A child of the American 80s, I had no idea what this darkness was that we needed to stamp out. I presumed it had something to do with the Maccabees, a historic battle of long ago. I humored my Hebrew teacher, sang along and stomped on cue. 

This Chanukah, in the wake of a hateful terrorist massacre on Bondi Beach, Australia, I miss those days when darkness was such an abstraction, the stories of some other generation, or a faraway place like the Soviet Union. And yet, the song’s message – that every one of us is a light chasing away the darkness, insisting that we will never be extinguished, is more inspiring than ever. 

As we focus on the lights, miracles, and lessons of Chanukah, an insight taught by Lord Rabbi Jonathan Sacks, of blessed memory, comes to mind. He explained that 150 years after the Maccabees won their historic and miraculous victory against the Seleucid-Greeks to restore Jerusalem, the Roman Empire rose to power and destroyed the Beit Hamikdash, the Holy Temple in Jerusalem. Struggling to recover from the tragic losses, the rabbis debated if they could even celebrate Chanukah. The Jewish community set upon ensuring Jewish civilization could endure under foreign rule and dispersion – through the strengthening of yeshivot, of Jewish education. There was a lesson in healing and rebuilding, reflected in the Menorah: 

“The Menorah symbolised something quite different from military victory. It represented faith, hope, loyalty, courage. Jews began to understand that the real clash between Ancient Israel and Ancient Greece was not political but cultural. To defend a country, you need an army. But to defend a civilisation, you need schools.” 
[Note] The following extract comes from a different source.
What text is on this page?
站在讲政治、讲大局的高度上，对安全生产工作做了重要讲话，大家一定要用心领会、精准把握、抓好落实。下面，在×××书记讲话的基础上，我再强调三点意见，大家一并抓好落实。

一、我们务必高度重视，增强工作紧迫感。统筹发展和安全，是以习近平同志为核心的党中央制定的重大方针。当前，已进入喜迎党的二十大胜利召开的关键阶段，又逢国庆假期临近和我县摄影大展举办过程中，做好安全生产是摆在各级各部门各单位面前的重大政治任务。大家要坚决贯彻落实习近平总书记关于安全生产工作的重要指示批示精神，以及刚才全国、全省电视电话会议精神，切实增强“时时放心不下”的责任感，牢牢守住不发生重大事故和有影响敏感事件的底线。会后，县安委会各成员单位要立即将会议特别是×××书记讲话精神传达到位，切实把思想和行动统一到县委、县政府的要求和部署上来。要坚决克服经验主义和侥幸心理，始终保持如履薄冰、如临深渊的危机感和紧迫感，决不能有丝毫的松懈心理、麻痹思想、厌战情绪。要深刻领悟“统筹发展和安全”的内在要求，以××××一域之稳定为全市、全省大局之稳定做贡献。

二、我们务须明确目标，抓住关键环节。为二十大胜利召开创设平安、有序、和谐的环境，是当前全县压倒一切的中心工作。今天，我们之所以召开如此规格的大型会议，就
Last week BJE joined the Milken Family Foundation to honor four Los Angeles Jewish educators, gifting them back the honor they devote to our children every day. Collectively, they teach various elements of Jewish civilization, immersing our children in the bounty of music, prayer, middot (Jewish habits of behavior), Talmudic structures of Jewish logic and argument, Jewish customs and laws. They equip students to live in a complicated present, armed with the wisdom of their heritage and the skills to create a sustainable future. 
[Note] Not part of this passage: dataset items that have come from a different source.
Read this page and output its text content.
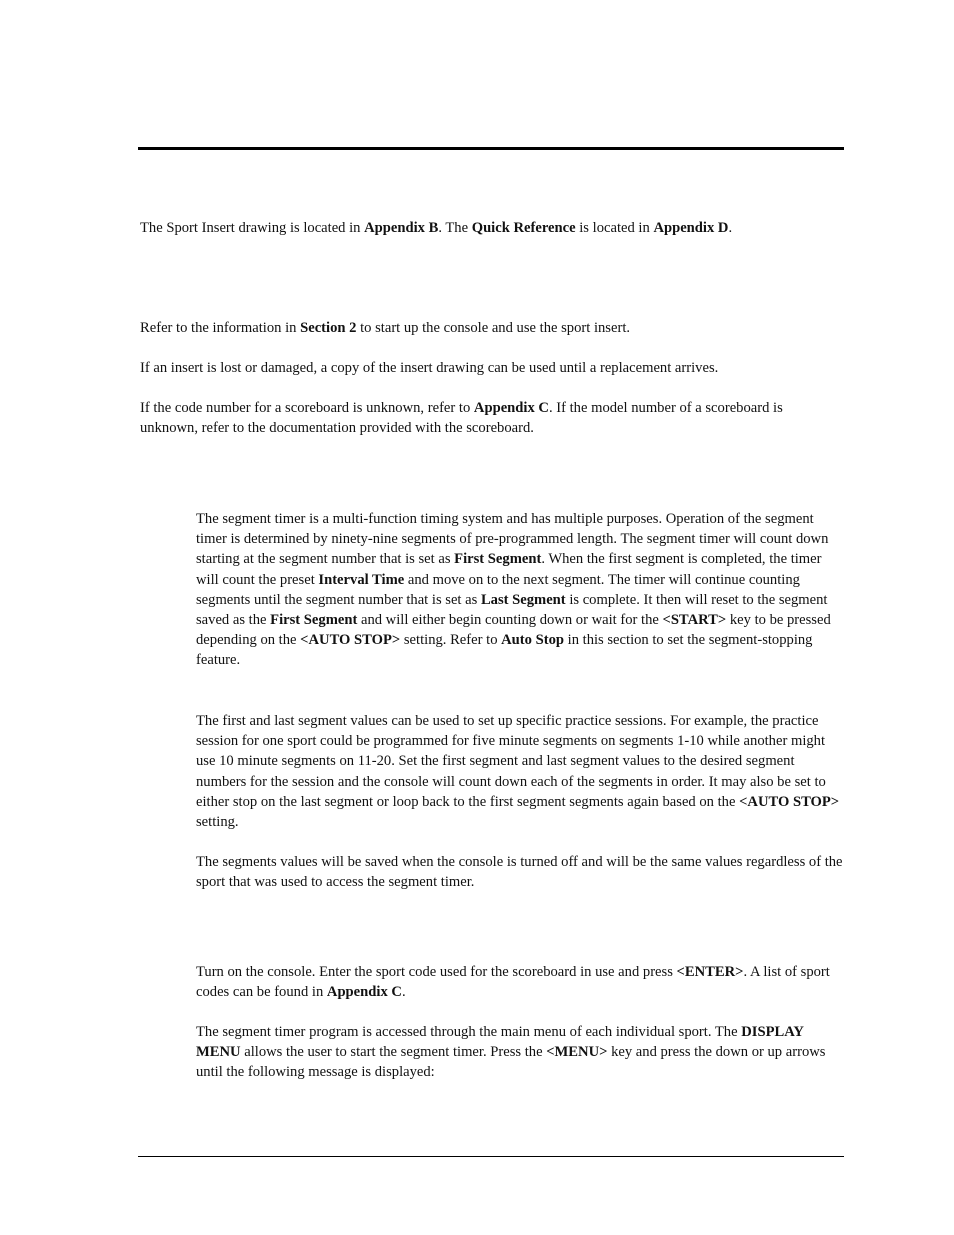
The Sport Insert drawing is located in Appendix B. The Quick Reference is located in Appendix D.

Refer to the information in Section 2 to start up the console and use the sport insert.

If an insert is lost or damaged, a copy of the insert drawing can be used until a replacement arrives.

If the code number for a scoreboard is unknown, refer to Appendix C. If the model number of a scoreboard is unknown, refer to the documentation provided with the scoreboard.

The segment timer is a multi-function timing system and has multiple purposes. Operation of the segment timer is determined by ninety-nine segments of pre-programmed length. The segment timer will count down starting at the segment number that is set as First Segment. When the first segment is completed, the timer will count the preset Interval Time and move on to the next segment. The timer will continue counting segments until the segment number that is set as Last Segment is complete. It then will reset to the segment saved as the First Segment and will either begin counting down or wait for the <START> key to be pressed depending on the <AUTO STOP> setting. Refer to Auto Stop in this section to set the segment-stopping feature.

The first and last segment values can be used to set up specific practice sessions. For example, the practice session for one sport could be programmed for five minute segments on segments 1-10 while another might use 10 minute segments on 11-20. Set the first segment and last segment values to the desired segment numbers for the session and the console will count down each of the segments in order. It may also be set to either stop on the last segment or loop back to the first segment segments again based on the <AUTO STOP> setting.

The segments values will be saved when the console is turned off and will be the same values regardless of the sport that was used to access the segment timer.

Turn on the console. Enter the sport code used for the scoreboard in use and press <ENTER>. A list of sport codes can be found in Appendix C.

The segment timer program is accessed through the main menu of each individual sport. The DISPLAY MENU allows the user to start the segment timer. Press the <MENU> key and press the down or up arrows until the following message is displayed:
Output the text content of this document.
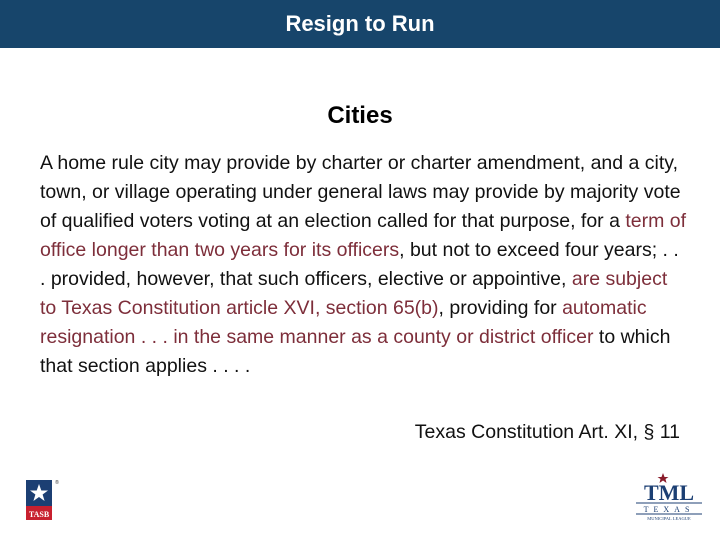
Resign to Run
Cities
A home rule city may provide by charter or charter amendment, and a city, town, or village operating under general laws may provide by majority vote of qualified voters voting at an election called for that purpose, for a term of office longer than two years for its officers, but not to exceed four years; . . . provided, however, that such officers, elective or appointive, are subject to Texas Constitution article XVI, section 65(b), providing for automatic resignation . . . in the same manner as a county or district officer to which that section applies . . . .
Texas Constitution Art. XI, § 11
TASB
®	TML
TEXAS
MUNICIPAL LEAGUE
“The message of Chanukkah is simple,” Sacks taught us. “What lasts is not victory on the battlefield, but the candle of hope we light in the mind of a child.” 
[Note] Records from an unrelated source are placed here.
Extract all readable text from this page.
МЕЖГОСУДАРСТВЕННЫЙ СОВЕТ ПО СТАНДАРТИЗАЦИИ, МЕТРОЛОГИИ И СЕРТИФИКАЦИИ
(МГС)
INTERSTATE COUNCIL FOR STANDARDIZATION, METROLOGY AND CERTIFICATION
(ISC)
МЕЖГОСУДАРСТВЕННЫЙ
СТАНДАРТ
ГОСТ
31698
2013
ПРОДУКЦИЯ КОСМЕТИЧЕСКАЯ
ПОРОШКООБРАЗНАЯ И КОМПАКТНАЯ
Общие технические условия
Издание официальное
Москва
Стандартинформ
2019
The candle Morah Shochat lit in my mind as a child still flickers in my memory and prompted me to research the history of the song. It turns out the song’s light came out of the shadows of struggle, a song of overcoming. “We will banish the darkness,” was written by a Jewish kindergarten teacher named Sarah Levi-Tanai before the founding of the State of Israel. Her family immigrated to Palestine on foot from Yemen in the late 19th century and spent her early childhood in Jaffa, until the Ottomans banished the Jews from the neighborhood in 1917, landing them in a refugee camp in Kfar Saba. After a typhus outbreak took the lives of her mother and siblings, and the subsequent death of her father, she grew up an orphan who flourished through art education at a youth village in Northern Israel called Meir Shfeya. She married a young man who left Europe in 1933 and took care of their young children while he fought for the Jewish brigade. Levi-Tanai became a kindergarten teacher, composer, and founding artistic director of the Inbal dance troupe, an award-winning company that preserved and expressed Yemenite Jewish culture in a heavily Ashkenazic dance-theater scene in Israel. 

The story of the light of this one teacher, and the flames of courage she has kept burning through the singing of children around the world for many decades, demonstrates the ripple effects of creative teachers. Like the Jewish educators we continue to honor thanks to the generosity of the Milken Family Foundation, Levi-Tanai’s story reflects the diversity of the Jewish community. The annual ceremony brings together communities from across Jewish Los Angeles, from yeshivish to secular, Mizrachi, Sefardi, and Ashkenazi, from the Valley to the City, united in a passion for education. There is no other event quite like it in Los Angeles. The Jewish education world is bright because of the teachers whose wisdom and commitment unite the LA Jewish community. 

Sura, choshech.” Be gone, darkness. Teachers and their students are bringing the light.